ちなみにシステム情報はこちら(Photo59)。Performance IndexはMemoryが足を引っ張って5.9だった(Photo60)。CPU-Zでの表示結果はPhoto61~65、CrystalCPUIDでの結果はこちら(Photo66)である。実を言うと、今回仕様した機材ではTurbo Coreが掛かりにくい(まるっきり掛からない訳ではなく、ちゃんと掛かってはいるが、すぐ定格に戻る)というもので、たとえば連続して3.2GHzで動作することは殆ど無いというちょっと厄介なものであり、この辺もあってCPU-Zでの動作周波数の表示がおかしくなっている。一方CrystalCPUIDではそもそもTurbo Coreを正しく判断できていないようであった。

Photo59: Windows 7では問題なく認識した。

Photo60: Processorは6.9でまぁまぁ。Graphicsも6.7で、そう悪い数字ではない。

Photo61: CPU-Zは最新のV1.60.1を利用。実はV1.60だと動作周波数が更に判らないことになる。

Photo62: キャッシュの構成はこんな感じ。キャッシュ容量やSet Associativity数はBulldozerと同一。

Photo63: チップセット情報はこんな感じ。GPUコアの情報はうまく表示されない。

Photo64: メモリ情報。正しくDDR3-1600で動作しているのが判る。

Photo65: GPUはRadeon HD 7660Gと正しく認識されているが、それだけ。

Photo66: こちらでは2.3GHzというA10-4660Mの定格動作周波数が取得できている。

ただ(これはテストが終わった後で発覚したのだが)これは今回試用した個体の問題の様で、別の機材では(熱的に許される限りにおいて)3.2GHzで連続動作するものもあったようだ。そんなわけで今回は絶対的な性能評価は難しいと判断した。当初はCore i5との比較なども考えたが、最終的にこれは断念し、BulldozerコアのAMD FX-4100、及びLlanoコアのAMD A8-3870Kとの性能比較をメインに行うことにした。といっても絶対値はそういう訳であまりあてにならないので、もっぱらアーキテクチャ的な性能分析をメインに行うことにした。

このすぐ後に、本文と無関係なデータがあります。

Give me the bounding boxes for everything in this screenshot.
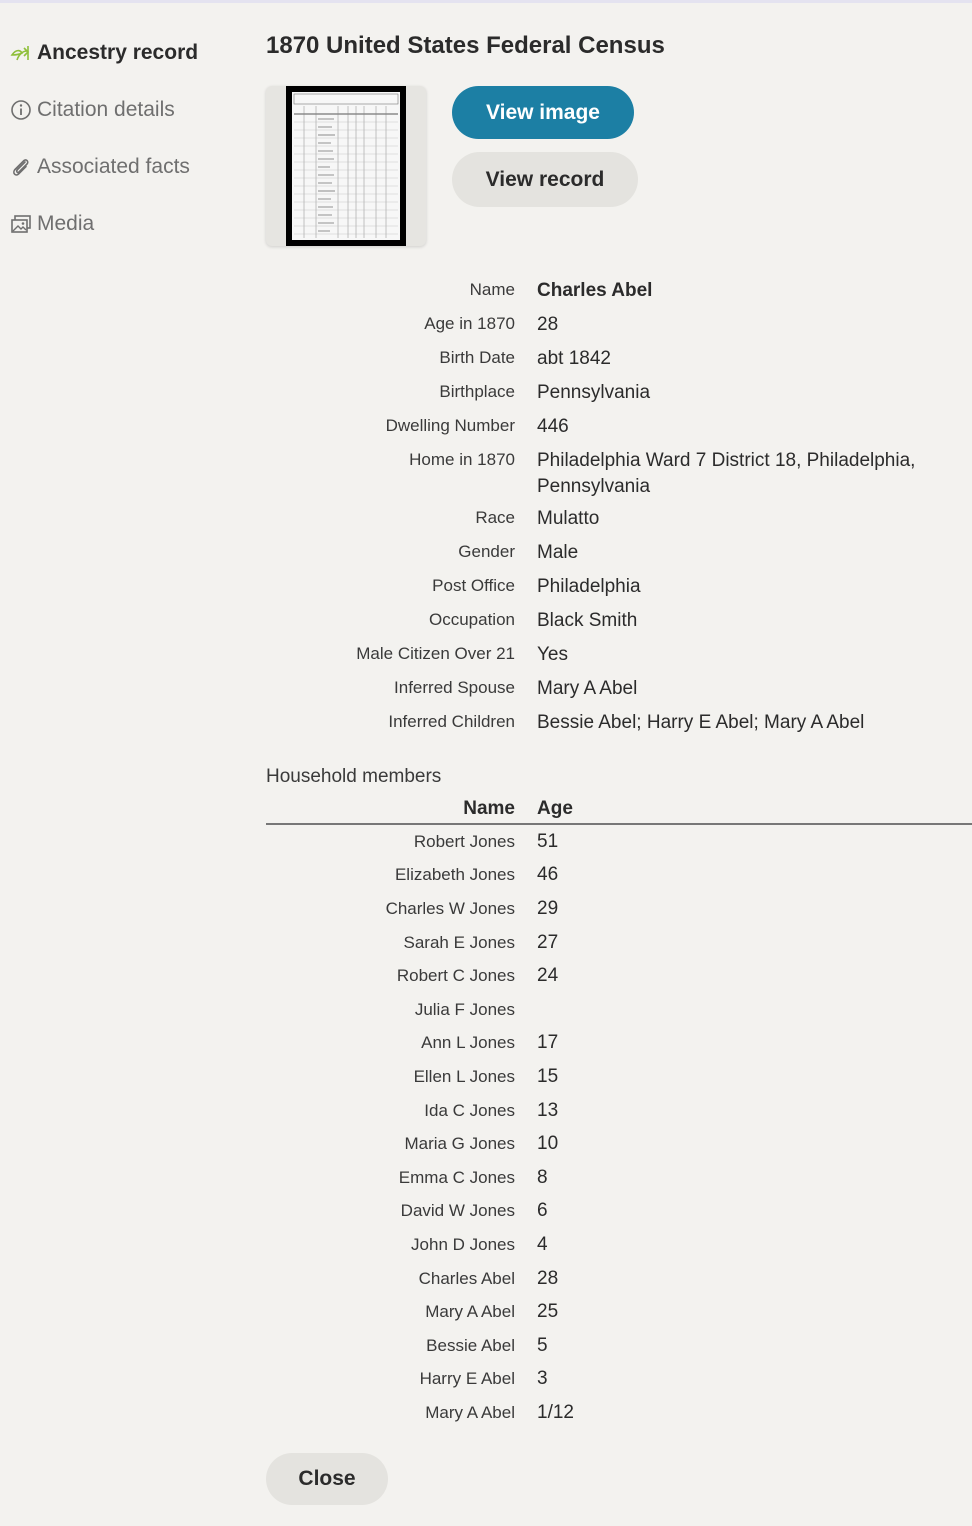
member-name: Ida C Jones [424, 1100, 515, 1120]
member-name: Mary A Abel [425, 1402, 515, 1422]
sidebar-item-label: Citation details [37, 98, 175, 121]
member-age: 3 [537, 1368, 548, 1390]
fact-label: Post Office [432, 576, 515, 595]
fact-value: Black Smith [537, 610, 638, 631]
member-age: 24 [537, 965, 559, 987]
table-row [266, 1262, 972, 1296]
table-row [266, 1060, 972, 1094]
fact-label: Name [469, 280, 515, 299]
fact-label: Inferred Spouse [394, 678, 515, 697]
fact-row-race [266, 506, 972, 540]
member-name: Emma C Jones [398, 1167, 515, 1187]
fact-label: Occupation [429, 610, 515, 629]
fact-value: abt 1842 [537, 348, 611, 369]
member-name: Ellen L Jones [413, 1066, 515, 1086]
sidebar-item-ancestry-record[interactable] [10, 34, 250, 72]
sidebar-item-label: Ancestry record [37, 41, 199, 64]
member-name: John D Jones [411, 1234, 515, 1254]
top-divider [0, 0, 972, 3]
fact-row-inferred-children [266, 710, 972, 744]
census-image-thumbnail[interactable] [266, 86, 426, 246]
member-age: 13 [537, 1099, 559, 1121]
member-age: 6 [537, 1200, 548, 1222]
member-age: 8 [537, 1166, 548, 1188]
page-title: 1870 United States Federal Census [266, 32, 665, 59]
table-row [266, 1228, 972, 1262]
member-age: 27 [537, 931, 559, 953]
sidebar-item-label: Media [37, 212, 95, 235]
table-row [266, 1363, 972, 1397]
member-name: David W Jones [400, 1201, 515, 1221]
member-age: 10 [537, 1133, 559, 1155]
member-name: Sarah E Jones [403, 932, 515, 952]
fact-value: Bessie Abel; Harry E Abel; Mary A Abel [537, 712, 865, 733]
table-row [266, 892, 972, 926]
census-page-lines [292, 92, 400, 240]
fact-row-dwelling-number [266, 414, 972, 448]
table-row [266, 926, 972, 960]
fact-value: Mary A Abel [537, 678, 638, 699]
fact-row-occupation [266, 608, 972, 642]
member-name: Elizabeth Jones [394, 865, 515, 885]
member-name: Maria G Jones [404, 1134, 515, 1154]
member-name: Mary A Abel [425, 1302, 515, 1322]
member-name: Julia F Jones [414, 999, 515, 1019]
member-name: Robert Jones [413, 831, 515, 851]
table-row [266, 993, 972, 1027]
table-row [266, 959, 972, 993]
table-row [266, 1094, 972, 1128]
table-row [266, 825, 972, 859]
table-row [266, 1396, 972, 1430]
member-age: 1/12 [537, 1401, 574, 1423]
table-row [266, 1027, 972, 1061]
view-record-button[interactable]: View record [452, 152, 638, 207]
fact-value: Male [537, 542, 579, 563]
view-image-button[interactable]: View image [452, 86, 634, 139]
image-icon [10, 213, 32, 235]
fact-label: Race [475, 508, 515, 527]
member-age: 29 [537, 897, 559, 919]
member-name: Charles Abel [418, 1268, 515, 1288]
sidebar-item-label: Associated facts [37, 155, 190, 178]
record-panel [266, 28, 972, 1423]
member-name: Bessie Abel [426, 1335, 515, 1355]
fact-value: Charles Abel [537, 280, 653, 301]
fact-label: Birthplace [439, 382, 515, 401]
leaf-icon [10, 42, 32, 64]
fact-label: Gender [458, 542, 515, 561]
household-table-header [266, 791, 972, 825]
member-name: Ann L Jones [421, 1033, 515, 1053]
census-page-preview [286, 86, 406, 246]
member-age: 25 [537, 1301, 559, 1323]
fact-value: 446 [537, 416, 569, 437]
column-header-name: Name [463, 798, 515, 819]
fact-row-birth-date [266, 346, 972, 380]
table-row [266, 1195, 972, 1229]
member-age: 46 [537, 864, 559, 886]
table-row [266, 1127, 972, 1161]
table-row [266, 1161, 972, 1195]
fact-value: Philadelphia [537, 576, 641, 597]
sidebar [10, 34, 250, 262]
fact-label: Dwelling Number [385, 416, 515, 435]
record-facts-table [266, 278, 972, 744]
fact-value: Yes [537, 644, 568, 665]
member-name: Charles W Jones [385, 898, 515, 918]
fact-row-birthplace [266, 380, 972, 414]
member-age: 15 [537, 1065, 559, 1087]
fact-row-gender [266, 540, 972, 574]
fact-row-home [266, 448, 972, 506]
fact-label: Birth Date [439, 348, 515, 367]
member-age: 28 [537, 1267, 559, 1289]
fact-label: Inferred Children [388, 712, 515, 731]
member-age: 17 [537, 1032, 559, 1054]
sidebar-item-media[interactable] [10, 205, 250, 243]
table-row [266, 1295, 972, 1329]
member-name: Harry E Abel [419, 1369, 515, 1389]
fact-label: Home in 1870 [409, 450, 515, 469]
fact-value: 28 [537, 314, 559, 335]
column-header-age: Age [537, 798, 573, 819]
member-age: 51 [537, 830, 559, 852]
fact-value: Philadelphia Ward 7 District 18, Philadelphia, Pennsylvania [537, 450, 916, 497]
table-row [266, 859, 972, 893]
fact-value: Pennsylvania [537, 382, 651, 403]
sidebar-item-associated-facts[interactable] [10, 148, 250, 186]
media-row [266, 86, 972, 256]
fact-value: Mulatto [537, 508, 600, 529]
member-age: 4 [537, 1233, 548, 1255]
household-members-section [266, 763, 972, 1430]
fact-row-age [266, 312, 972, 346]
table-row [266, 1329, 972, 1363]
member-age: 5 [537, 1334, 548, 1356]
fact-row-name [266, 278, 972, 312]
household-title: Household members [266, 766, 442, 787]
fact-row-male-citizen [266, 642, 972, 676]
sidebar-item-citation-details[interactable] [10, 91, 250, 129]
paperclip-icon [10, 156, 32, 178]
fact-label: Male Citizen Over 21 [356, 644, 515, 663]
fact-row-inferred-spouse [266, 676, 972, 710]
close-button[interactable]: Close [266, 1453, 388, 1505]
info-icon [10, 99, 32, 121]
fact-label: Age in 1870 [424, 314, 515, 333]
fact-row-post-office [266, 574, 972, 608]
member-name: Robert C Jones [396, 966, 515, 986]
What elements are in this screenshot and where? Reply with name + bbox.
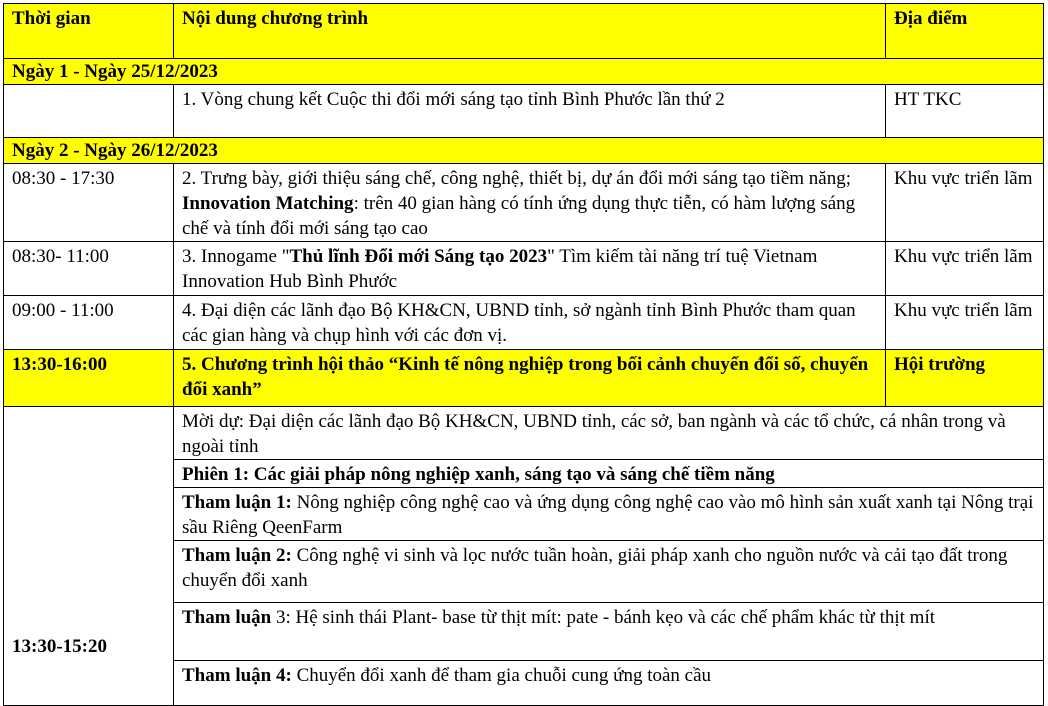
session-row-invite xyxy=(4,407,1044,460)
row1-content: 1. Vòng chung kết Cuộc thi đổi mới sáng tạo tỉnh Bình Phước lần thứ 2 xyxy=(174,85,886,138)
talk4-label: Tham luận 4: xyxy=(182,665,292,686)
schedule-row-2 xyxy=(4,164,1044,242)
day2-label: Ngày 2 - Ngày 26/12/2023 xyxy=(4,138,1044,164)
talk3 xyxy=(174,603,1044,661)
program-schedule-table xyxy=(3,3,1044,706)
header-time: Thời gian xyxy=(4,4,174,59)
talk3-label: Tham luận xyxy=(182,607,272,628)
talk1-label: Tham luận 1: xyxy=(182,492,292,513)
talk2-text: Công nghệ vi sinh và lọc nước tuần hoàn, giải pháp xanh cho nguồn nước và cải tạo đất trong chuyển đổi xanh xyxy=(182,545,1008,591)
header-row xyxy=(4,4,1044,59)
header-content: Nội dung chương trình xyxy=(174,4,886,59)
row3-content-b: " Tìm kiếm tài năng trí tuệ Vietnam Innovation Hub Bình Phước xyxy=(182,246,818,292)
schedule-row-5 xyxy=(4,350,1044,407)
schedule-row-1 xyxy=(4,85,1044,138)
schedule-row-4 xyxy=(4,296,1044,350)
row3-time: 08:30- 11:00 xyxy=(4,242,174,296)
talk4-text: Chuyển đổi xanh để tham gia chuỗi cung ứng toàn cầu xyxy=(291,665,712,686)
talk2-label: Tham luận 2: xyxy=(182,545,292,566)
row2-content-b: : trên 40 gian hàng có tính ứng dụng thực tiễn, có hàm lượng sáng chế và tính đổi mới sáng tạo cao xyxy=(182,193,856,239)
day1-row xyxy=(4,59,1044,85)
row5-content: 5. Chương trình hội thảo “Kinh tế nông nghiệp trong bối cảnh chuyển đổi số, chuyển đổi xanh” xyxy=(174,350,886,407)
talk1-text: Nông nghiệp công nghệ cao và ứng dụng công nghệ cao vào mô hình sản xuất xanh tại Nông trại sầu Riêng QeenFarm xyxy=(182,492,1034,538)
session-invite: Mời dự: Đại diện các lãnh đạo Bộ KH&CN, UBND tỉnh, các sở, ban ngành và các tổ chức, cá nhân trong và ngoài tỉnh xyxy=(174,407,1044,460)
row1-venue: HT TKC xyxy=(886,85,1044,138)
day2-row xyxy=(4,138,1044,164)
row3-content-a: 3. Innogame " xyxy=(182,246,290,267)
talk2 xyxy=(174,541,1044,603)
row4-venue: Khu vực triển lãm xyxy=(886,296,1044,350)
row1-time xyxy=(4,85,174,138)
row3-content-bold: Thủ lĩnh Đổi mới Sáng tạo 2023 xyxy=(289,246,548,267)
row2-time: 08:30 - 17:30 xyxy=(4,164,174,242)
session-time: 13:30-15:20 xyxy=(4,407,174,706)
row5-venue: Hội trường xyxy=(886,350,1044,407)
row2-content-a: 2. Trưng bày, giới thiệu sáng chế, công nghệ, thiết bị, dự án đổi mới sáng tạo tiềm năng; xyxy=(182,168,852,189)
row4-content: 4. Đại diện các lãnh đạo Bộ KH&CN, UBND tỉnh, sở ngành tỉnh Bình Phước tham quan các gian hàng và chụp hình với các đơn vị. xyxy=(174,296,886,350)
talk4 xyxy=(174,661,1044,706)
header-venue: Địa điểm xyxy=(886,4,1044,59)
row3-venue: Khu vực triển lãm xyxy=(886,242,1044,296)
session-phase1: Phiên 1: Các giải pháp nông nghiệp xanh, sáng tạo và sáng chế tiềm năng xyxy=(174,460,1044,488)
row4-time: 09:00 - 11:00 xyxy=(4,296,174,350)
talk1 xyxy=(174,488,1044,541)
talk3-text: 3: Hệ sinh thái Plant- base từ thịt mít: pate - bánh kẹo và các chế phẩm khác từ thịt mít xyxy=(271,607,936,628)
row2-venue: Khu vực triển lãm xyxy=(886,164,1044,242)
schedule-row-3 xyxy=(4,242,1044,296)
row5-time: 13:30-16:00 xyxy=(4,350,174,407)
row2-content-bold: Innovation Matching xyxy=(182,193,354,214)
row3-content xyxy=(174,242,886,296)
row2-content xyxy=(174,164,886,242)
day1-label: Ngày 1 - Ngày 25/12/2023 xyxy=(4,59,1044,85)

その他のテスト環境は表1に示す通りである。今回は性能をそろえる意味で、StorageにはIntelのSSD 520 128GBを利用したので、AMDのTrinityノートのSamsung SSDもこれに換装して利用している。

■表1
CPU(APU) AMD FX-4100 A8-3870K A10-4660M
M/B ASUSTeK CrossHair V Formula ASUSTeK F1A75V-Pro AMD Trinity Comal Form Factor Platform
BIOS Version 1301 Version 2201 FFW-A340
Driver AMD Chipset Driver V3.0.829.0 AMD Chipset Driver V5.12.0.13 AMD Chipset Driver V8.945 RC2
Memory Winchip PC3-12800 CL9 2GB×2 (CL11に設定) Micron PC3-12800 CL11 2GB×2
Video AMD Radeon HD 6850 + Catalyst 12.4 AMD Graphics Driver V8.863.0.0 AMD Chipset Driver V8.945 RC2
HDD Intel SSD 520 120GB
Driver AMD AHCI Driver V3.2.1540.92 AMD Chipset Driver V8.945 RC2
OS Windows 7 Ultimate 64bit+Service Pack 1 英語版
.NET CLR 4.0.30319

ベンチマーク

それではベンチマーク結果である。今回は3つの構成で5パターンのデータを取った。具体的には、

  • FX-4100: AMD FX-4100を定格動作。画面解像度は1920×1200pixel
  • FX-4100(2.3G): AMD FX-4100を動作周波数2.3GHz、Turbo Core無効として動作。画面解像度は1366×768pixel
  • A8-3870K: A8-3870Kを定格動作。画面解像度は1920×1200pixel
  • A8-3870K(2.3G): A8-3870Kを動作周波数2.3GHz、Turbo Core無効として動作。画面解像度は1366×768pixel
  • A10-4600M: A10-4600Mを定格動作。画面解像度は1366×768pixel

の5つである。この状態で、それぞれのテストを行っている。先に書いたとおりTrinityは常時Turbo Core Enabledなので若干性能は上がるわけだが、それに関する補正はそれぞれのテストの中で判断したいとおもう。